Why File When You Can Full-Text Search
Why file (or, in databases, categorize) when you can search? Although full-text search doesn't preclude other useful devices such as tagging and constraining searches by SQL columns, for the most part, full-text search is as close to a perfect information retrieval device as the memex could be.
Here is how to accomplish full-text search using SQLite and Perl DBD::SQLite.
- Install Perl DBD::SQLite
- If you already have SQLite installed on your computer, move or rename
/usr/local/lib/libsqlite*
to something else so the newDBD::SQLite
install is forced to use its own source. - Download Audrey Tang's most excellent DBD::SQLite::Amalgamation-3.5.6 from CPAN. Yes, we will use the SQLite Amalgamation instead of the source code bits-and-bobs. Audrey's version magically does all the work and then disappears -- you still use DBD::SQLite via DBI, all the same syntax and all, but you get the latest source code all in one slurpee.

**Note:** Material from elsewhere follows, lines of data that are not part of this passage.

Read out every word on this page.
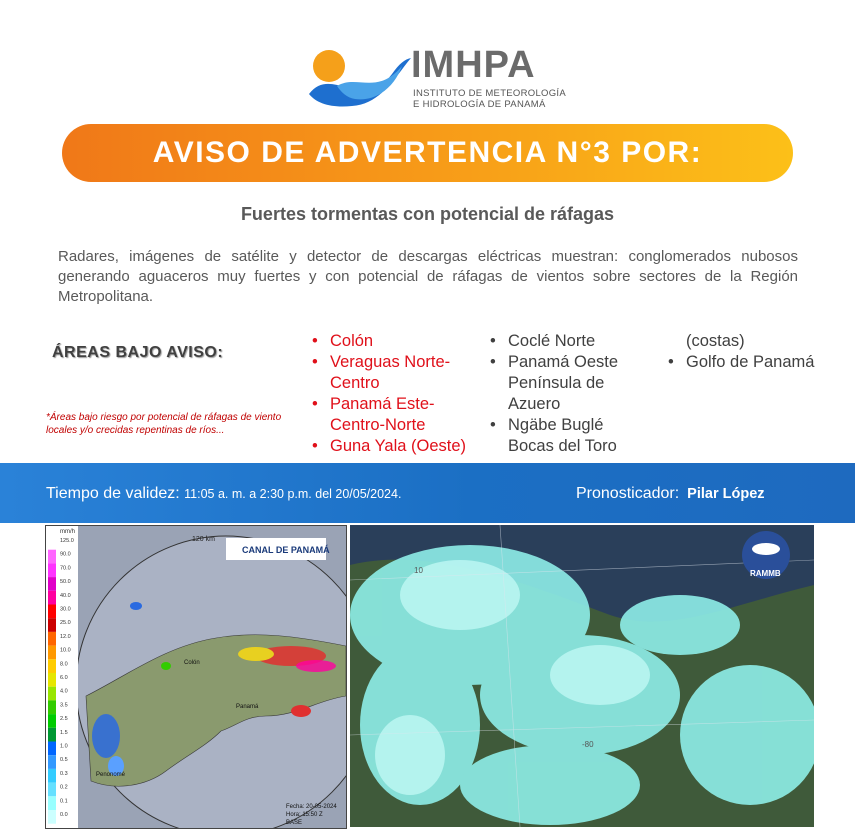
IMHPA
INSTITUTO DE METEOROLOGÍA
E HIDROLOGÍA DE PANAMÁ
AVISO DE ADVERTENCIA N°3 POR:
Fuertes tormentas con potencial de ráfagas
Radares, imágenes de satélite y detector de descargas eléctricas muestran: conglomerados nubosos generando aguaceros muy fuertes y con potencial de ráfagas de vientos sobre sectores de la Región Metropolitana.
ÁREAS BAJO AVISO:
*Áreas bajo riesgo por potencial de ráfagas de viento locales y/o crecidas repentinas de ríos...
• Colón
• Veraguas Norte-
Centro
• Panamá Este-
Centro-Norte
• Guna Yala (Oeste)
• Coclé Norte
• Panamá Oeste
Península de
Azuero
• Ngäbe Buglé
Bocas del Toro
(costas)
• Golfo de Panamá
Tiempo de validez: 11:05 a. m. a 2:30 p.m. del 20/05/2024.	Pronosticador: Pilar López
mm/h
125.0
90.0
70.0
50.0
40.0
30.0
25.0
12.0
10.0
8.0
6.0
4.0
3.5
2.5
1.5
1.0
0.5
0.3
0.2
0.1
0.0
CANAL DE PANAMÁ
120 km
Colón
Panamá
Penonomé
Fecha: 20-05-2024
Hora: 15:50 Z
BASE
10
-80
RAMMB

- un-gzip-tar the source code for the Perl module.
- Edit Makefile.PL. Add the flag
-DSQLITE_ENABLE_FTS3=1
to the 'DEFINE' key. It is line 135 in my Makefile.PL. I just added it right at the beginning. So, my 'DEFINE' key now looks like
'DEFINE' => "-DSQLITE_ENABLE_FTS3=1 -DSQLITE_CORE -DNDEBUG=1 -DSQLITE_PTR_SZ=$Config{ptrsize}"
make && sudo make install
- Install the latest SQLite with full-text search (for command line operation)
- Download the latest SQLite amalgamation from the mothership.
- run the following command in the src directory
CFLAGS="-Os -DSQLITE_ENABLE_FTS3=1" ./configure
- Finally,
make && sudo make install
Alright. Now everything is installed. What to do now?
Let's imagine you have a bunch of papers (text files) that you want to load into a database and enable full-text search on it. Your schema is
CREATE TABLE paper (
paper_id INTEGER PRIMARY KEY,
paper_name TEXT,
paper_text TEXT
);
Load your papers into the above table. It will automatically get its primary key populated by SQLite.
Now, create the following virtual table
CREATE VIRTUAL TABLE fts_paper
USING fts3 (paper_name, paper_text);
Now, load data into it from your main table paper.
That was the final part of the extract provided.